Che cosa stava facendo Antonia? Non lo sapeva neppure lei, rifletté mentre sciacquava le fragole che aveva messo nell’acqua e bicarbonato insieme ai pomodori ciliegini, la sua cena. Trottolava, fisicamente e telefonicamente, fra le agenzie interinali che continuavano a chiamarla per colloqui, ma non per lavori decenti (si stava accontentando di fare la commessa part-time in un negozio di oggettistica per sei mesi, una sostituzione di maternità, e le era andata pure bene), e le case editrici che sembravano incuriosite quando menzionava di possedere un epistolario inedito di Rocco Rubino, ma poi non le dicevano più nulla. Tutto vacuo, tutto inconsistente.

Per fare qualcosa di concreto, si era tagliata i capelli. Aveva guardato con distacco i boccoli ramati sul pavimento, così belli che stentava a crederli suoi. Salvo poi pentirsene appena uscita dal parrucchiere.
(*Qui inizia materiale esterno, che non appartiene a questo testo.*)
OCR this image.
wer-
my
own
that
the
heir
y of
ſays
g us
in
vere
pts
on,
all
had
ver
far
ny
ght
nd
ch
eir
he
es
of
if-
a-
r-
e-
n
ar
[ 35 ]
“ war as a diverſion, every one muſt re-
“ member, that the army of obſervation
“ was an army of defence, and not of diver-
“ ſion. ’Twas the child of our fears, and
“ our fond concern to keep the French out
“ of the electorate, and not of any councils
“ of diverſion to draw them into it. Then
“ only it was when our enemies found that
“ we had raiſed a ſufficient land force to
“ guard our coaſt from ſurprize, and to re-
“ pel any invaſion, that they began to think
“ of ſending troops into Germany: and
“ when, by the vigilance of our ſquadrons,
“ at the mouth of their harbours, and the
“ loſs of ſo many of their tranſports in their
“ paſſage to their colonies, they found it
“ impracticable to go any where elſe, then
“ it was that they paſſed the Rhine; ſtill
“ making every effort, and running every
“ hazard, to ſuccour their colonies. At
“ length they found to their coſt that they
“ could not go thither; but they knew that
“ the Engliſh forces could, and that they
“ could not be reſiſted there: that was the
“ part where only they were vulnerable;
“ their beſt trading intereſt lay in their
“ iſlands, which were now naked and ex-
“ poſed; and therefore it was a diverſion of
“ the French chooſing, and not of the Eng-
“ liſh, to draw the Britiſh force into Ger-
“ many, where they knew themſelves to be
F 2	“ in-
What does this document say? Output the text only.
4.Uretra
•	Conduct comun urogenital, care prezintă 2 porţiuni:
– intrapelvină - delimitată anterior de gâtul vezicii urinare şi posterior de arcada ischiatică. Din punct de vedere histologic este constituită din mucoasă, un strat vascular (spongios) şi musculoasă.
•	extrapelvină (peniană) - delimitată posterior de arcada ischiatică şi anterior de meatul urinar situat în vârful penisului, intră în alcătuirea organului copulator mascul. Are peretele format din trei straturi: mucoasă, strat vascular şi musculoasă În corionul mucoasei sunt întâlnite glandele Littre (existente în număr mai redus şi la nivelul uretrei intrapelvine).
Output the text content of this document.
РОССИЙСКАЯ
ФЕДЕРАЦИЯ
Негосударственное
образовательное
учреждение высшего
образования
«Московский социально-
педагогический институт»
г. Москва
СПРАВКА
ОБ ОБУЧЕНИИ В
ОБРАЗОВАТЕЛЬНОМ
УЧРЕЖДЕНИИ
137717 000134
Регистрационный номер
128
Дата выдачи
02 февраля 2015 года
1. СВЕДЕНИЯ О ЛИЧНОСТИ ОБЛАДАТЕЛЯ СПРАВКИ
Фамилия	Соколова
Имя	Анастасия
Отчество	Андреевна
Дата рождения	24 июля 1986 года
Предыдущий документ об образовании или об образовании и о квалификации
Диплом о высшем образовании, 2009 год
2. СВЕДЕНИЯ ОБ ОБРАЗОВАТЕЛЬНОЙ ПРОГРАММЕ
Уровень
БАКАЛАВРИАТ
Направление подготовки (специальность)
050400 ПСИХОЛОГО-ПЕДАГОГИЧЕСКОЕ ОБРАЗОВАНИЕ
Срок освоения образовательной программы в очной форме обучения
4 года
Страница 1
Però, specchiandosi con curiosità nelle vetrine, si era piaciuta; le sembrava che il caschetto la ringiovanisse, le arrotondasse l’ovale eccessivo del viso, le ingrandisse gli occhi e evidenziasse gli zigomi. Un postino, fermo al semaforo rosso sul motorino mentre lei attraversava, le aveva fischiato dietro, un fischio di ammirazione. O almeno lei aveva voluto interpretarlo tale. Il fischio le era rimasto impigliato nell’orecchio, come il rumore del mare dentro le conchiglie in vendita nei negozi di souvenir.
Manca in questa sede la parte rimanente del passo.